In recent weeks, imports to the United States have become an extremely complicated process, with the tax rate calculated according to the following categories:
- Products from countries that are not members of the World Trade Organization – the tariff to apply will vary from product to product and country to country. A basic 10% surcharge was added to all previous tariff rates on April 5, 2025. Furthermore, the United States announced that, within 90 days of April 10, the US will impose special reciprocal tariffs on particular countries with a large trade deficit with the United States. These tariffs will be added to the existing tariffs.
- Products from WTO member countries – these countries are subject to the “most preferential country” rule. According to this rule, the United States imposes tariffs on each product separately, but the tariff rate on each product must be the same among all WTO member countries. On April 5, 2025, a 10% surcharge was added to this tariff for all countries. If a country does not reach an agreement with the United States within 90 days, additional special tariffs will be added. The tariff imposed on China is currently at a rate of 145%.
- Products from countries that signed a free trade agreement with the United States (such as Mexico, Canada, Israel and Chile). Almost all products imported to the US from these countries were exempt from customs duties. As of April 5, a 10% tariff was imposed on all imported products, excluding products from Mexico and Canada. Countries that do not reach an agreement with the United States within 90 days will be subject to additional special tariffs.
Rules of origin are used to determine if products are eligible for exemptions from customs duties or reduced duties under the FTA rules even if they contain non-FTA components.
The rules determining country of origin can be very simple if a product is manufactured and assembled primarily in one country. However, when a finished product includes components that originate in many countries, determining origin can be more complex. Rules of origin can be very detailed and specific, and vary from agreement to agreement and from product to product.
The general rule accepted by the US customs authorities is the “substantial transformation” rule. According to this rule, a product that contains components from more than one country is classified as a product of that country where the product underwent a fundamental transformation into a new and different product with a different name, form, appearance, nature or mode of use that is distinct from the component or material from which it was transformed.
This rule is examined on a case-by-case basis, and the US customs authorities are afforded broad discretion. Nevertheless, assembling a product using various pre-prepared components – and certainly mere repackaging – do not fulfill the criteria to be deemed a “substantial transformation.”
In other words, according to the Rules of Origin, raw materials or various machine components may be imported from China, but in order for the product to be classified as an Israeli product, a substantial part of the manufacturing processes must be carried out in Israel.

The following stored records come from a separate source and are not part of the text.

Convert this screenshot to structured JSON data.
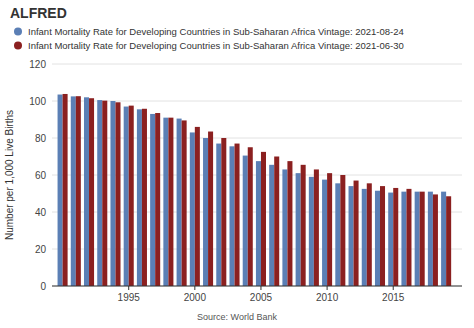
{
  "chart_data": {
    "type": "bar",
    "title": "ALFRED",
    "y_label": "Number per 1,000 Live Births",
    "annotations": [
      "Source: World Bank"
    ],
    "x": [
      1990,
      1991,
      1992,
      1993,
      1994,
      1995,
      1996,
      1997,
      1998,
      1999,
      2000,
      2001,
      2002,
      2003,
      2004,
      2005,
      2006,
      2007,
      2008,
      2009,
      2010,
      2011,
      2012,
      2013,
      2014,
      2015,
      2016,
      2017,
      2018,
      2019
    ],
    "series": [
      {
        "name": "Infant Mortality Rate for Developing Countries in Sub-Saharan Africa Vintage: 2021-08-24",
        "color": "#5b7fb5",
        "values": [
          103.5,
          102.5,
          102.0,
          100.5,
          100.0,
          97.0,
          95.5,
          93.0,
          91.0,
          90.5,
          83.0,
          80.0,
          77.0,
          75.5,
          70.5,
          67.5,
          65.5,
          63.0,
          61.0,
          59.0,
          57.5,
          55.5,
          54.0,
          52.5,
          51.5,
          50.5,
          51.0,
          51.0,
          51.0,
          51.0
        ]
      },
      {
        "name": "Infant Mortality Rate for Developing Countries in Sub-Saharan Africa Vintage: 2021-06-30",
        "color": "#8b2020",
        "values": [
          103.8,
          102.6,
          101.5,
          100.2,
          99.3,
          97.5,
          95.8,
          93.5,
          91.0,
          89.5,
          86.0,
          83.5,
          80.0,
          77.0,
          75.0,
          72.5,
          70.0,
          67.5,
          65.5,
          63.0,
          61.0,
          60.0,
          57.0,
          55.5,
          54.0,
          53.0,
          52.5,
          51.0,
          49.5,
          48.5
        ]
      }
    ],
    "xlim": [
      1989.2,
      2020.2
    ],
    "xticks": [
      1995,
      2000,
      2005,
      2010,
      2015
    ],
    "ylim": [
      0,
      120
    ],
    "yticks": [
      0,
      20,
      40,
      60,
      80,
      100,
      120
    ],
    "grid": true,
    "legend": "top"
  }
}
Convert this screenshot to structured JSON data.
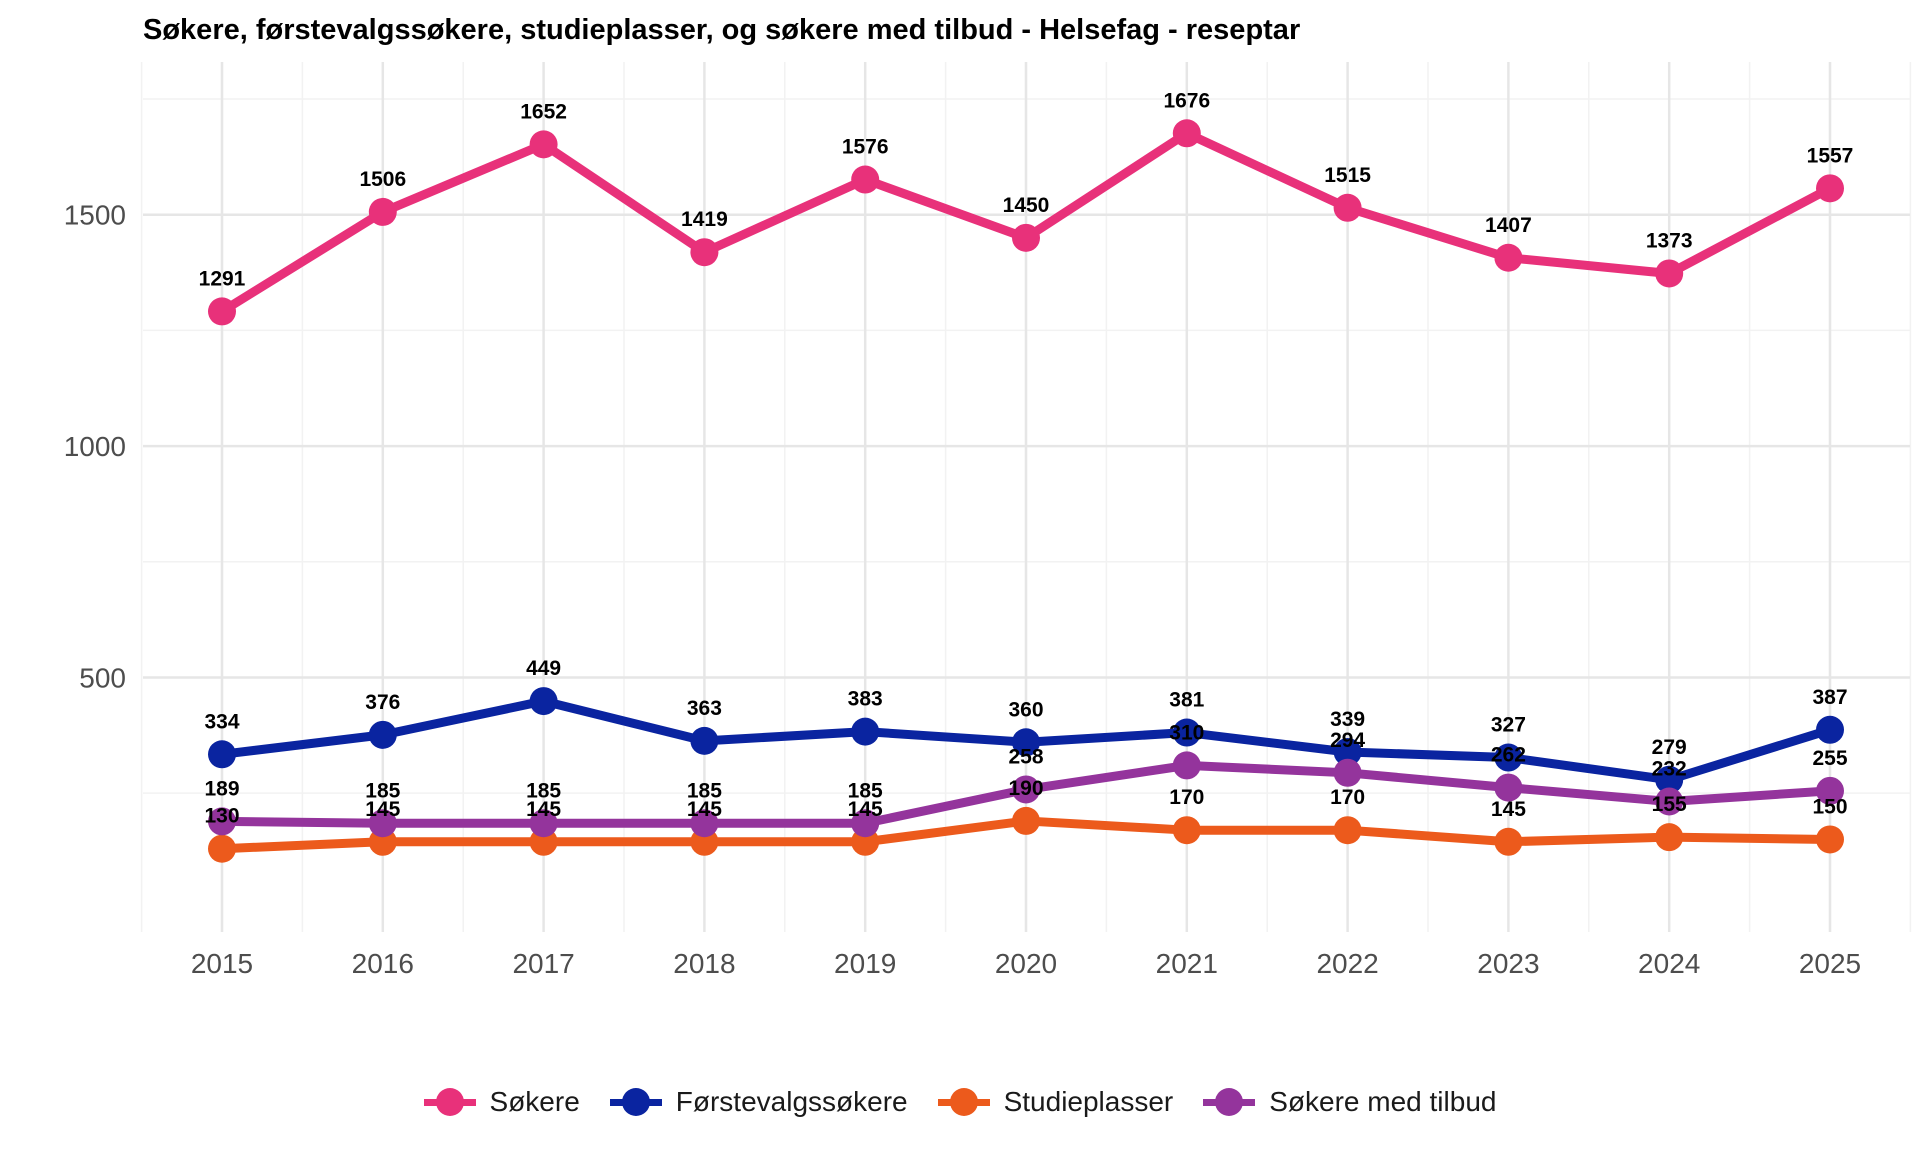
{
  "chart_data": {
    "type": "line",
    "title": "Søkere, førstevalgssøkere, studieplasser, og søkere med tilbud - Helsefag - reseptar",
    "xlabel": "",
    "ylabel": "",
    "x": [
      "2015",
      "2016",
      "2017",
      "2018",
      "2019",
      "2020",
      "2021",
      "2022",
      "2023",
      "2024",
      "2025"
    ],
    "ylim": [
      -50,
      1830
    ],
    "yticks": [
      500,
      1000,
      1500
    ],
    "grid": true,
    "legend_position": "bottom",
    "series": [
      {
        "name": "Søkere",
        "color": "#E8317A",
        "values": [
          1291,
          1506,
          1652,
          1419,
          1576,
          1450,
          1676,
          1515,
          1407,
          1373,
          1557
        ]
      },
      {
        "name": "Førstevalgssøkere",
        "color": "#0A24A0",
        "values": [
          334,
          376,
          449,
          363,
          383,
          360,
          381,
          339,
          327,
          279,
          387
        ]
      },
      {
        "name": "Studieplasser",
        "color": "#EC5A1C",
        "values": [
          130,
          145,
          145,
          145,
          145,
          190,
          170,
          170,
          145,
          155,
          150
        ]
      },
      {
        "name": "Søkere med tilbud",
        "color": "#94349C",
        "values": [
          189,
          185,
          185,
          185,
          185,
          258,
          310,
          294,
          262,
          232,
          255
        ]
      }
    ]
  }
}
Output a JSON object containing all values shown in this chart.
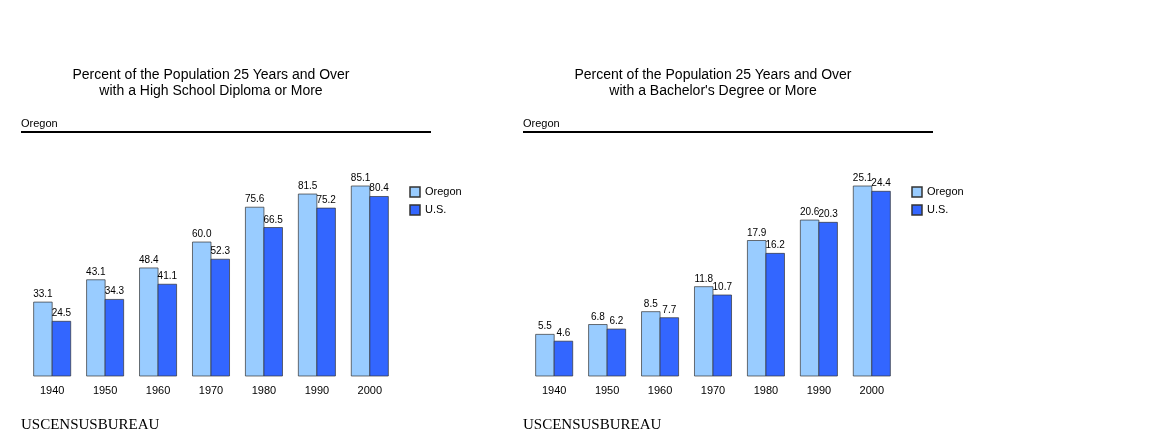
{
  "chart_data": [
    {
      "type": "bar",
      "title": "Percent of the Population 25 Years and Over with a High School Diploma or More",
      "annotations": [
        "Oregon",
        "USCENSUSBUREAU"
      ],
      "categories": [
        "1940",
        "1950",
        "1960",
        "1970",
        "1980",
        "1990",
        "2000"
      ],
      "series": [
        {
          "name": "Oregon",
          "color": "#99ccff",
          "values": [
            33.1,
            43.1,
            48.4,
            60.0,
            75.6,
            81.5,
            85.1
          ],
          "value_labels": [
            "33.1",
            "43.1",
            "48.4",
            "60.0",
            "75.6",
            "81.5",
            "85.1"
          ]
        },
        {
          "name": "U.S.",
          "color": "#3366ff",
          "values": [
            24.5,
            34.3,
            41.1,
            52.3,
            66.5,
            75.2,
            80.4
          ]
        }
      ],
      "data_labels": true,
      "legend": "right",
      "grid": false
    },
    {
      "type": "bar",
      "title": "Percent of the Population 25 Years and Over with a Bachelor's Degree or More",
      "annotations": [
        "Oregon",
        "USCENSUSBUREAU"
      ],
      "categories": [
        "1940",
        "1950",
        "1960",
        "1970",
        "1980",
        "1990",
        "2000"
      ],
      "series": [
        {
          "name": "Oregon",
          "color": "#99ccff",
          "values": [
            5.5,
            6.8,
            8.5,
            11.8,
            17.9,
            20.6,
            25.1
          ]
        },
        {
          "name": "U.S.",
          "color": "#3366ff",
          "values": [
            4.6,
            6.2,
            7.7,
            10.7,
            16.2,
            20.3,
            24.4
          ]
        }
      ],
      "data_labels": true,
      "legend": "right",
      "grid": false
    }
  ]
}
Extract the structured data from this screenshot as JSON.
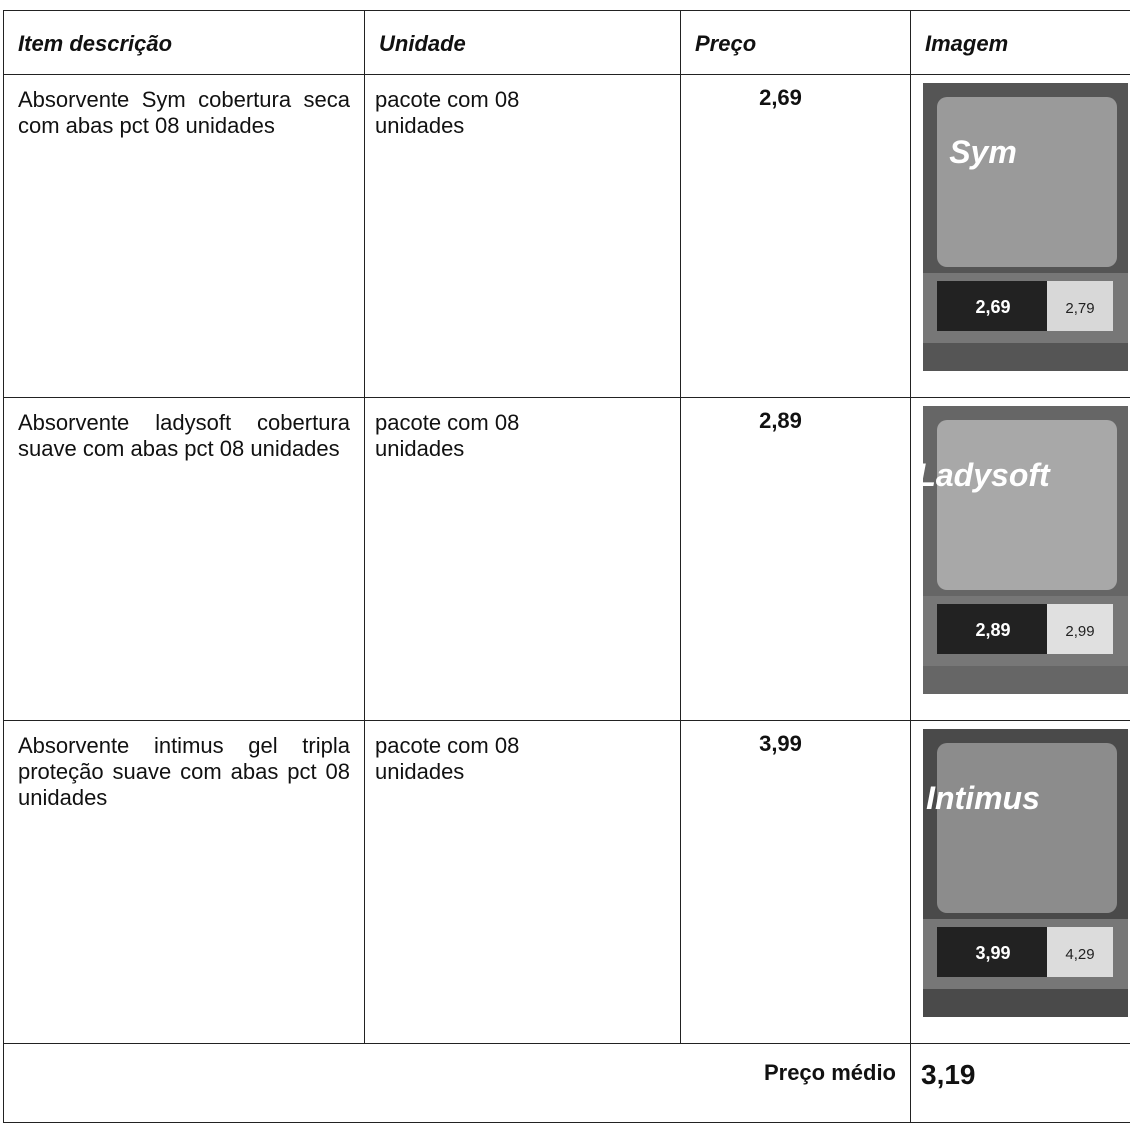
{
  "table": {
    "header": [
      "Item descrição",
      "Unidade",
      "Preço",
      "Imagem"
    ],
    "rows": [
      {
        "description": "Absorvente Sym cobertura seca com abas pct 08 unidades",
        "unit": "pacote com 08 unidades",
        "price": "2,69",
        "image": {
          "brand": "Sym",
          "tags": [
            "2,69",
            "2,79"
          ]
        }
      },
      {
        "description": "Absorvente ladysoft cobertura suave com abas pct 08 unidades",
        "unit": "pacote com 08 unidades",
        "price": "2,89",
        "image": {
          "brand": "Ladysoft",
          "tags": [
            "2,89",
            "2,99"
          ]
        }
      },
      {
        "description": "Absorvente intimus gel tripla proteção suave com abas pct 08 unidades",
        "unit": "pacote com 08 unidades",
        "price": "3,99",
        "image": {
          "brand": "Intimus",
          "tags": [
            "3,99",
            "4,29"
          ]
        }
      }
    ],
    "footer": {
      "label": "Preço médio",
      "value": "3,19"
    }
  }
}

Israel and the United States have a free trade agreement that specifies that products manufactured in Israel and exported to the United States will not be subject to customs duties. The special reciprocal tariffs (currently at 17%) will apply in any case, but products imported from Israel will not be subject to any additional tariffs. However, in order for a product to be classified as an Israeli product for the purposes of the free trade agreement, the US imposed an additional “substantial transformation” condition on Israel: manufacturing costs in Israel, including all costs that can be directly attributed to the product, must exceed 35% of the product value.
In other words, one can assume that up to 65% of the manufacturing and raw materials costs (not including profits) will be for components and raw materials originating in another country, and nevertheless, the product will be classified an Israeli product for the purposes of the agreement.
At the moment, it seems that the United States will continue adhering to these rules also in relation to President Trump’s new tariff policy.
As stated above, the Rules of Origin are quite complex. We recommend the obtaining of legal counsel in order to assess their applicability to each individual product.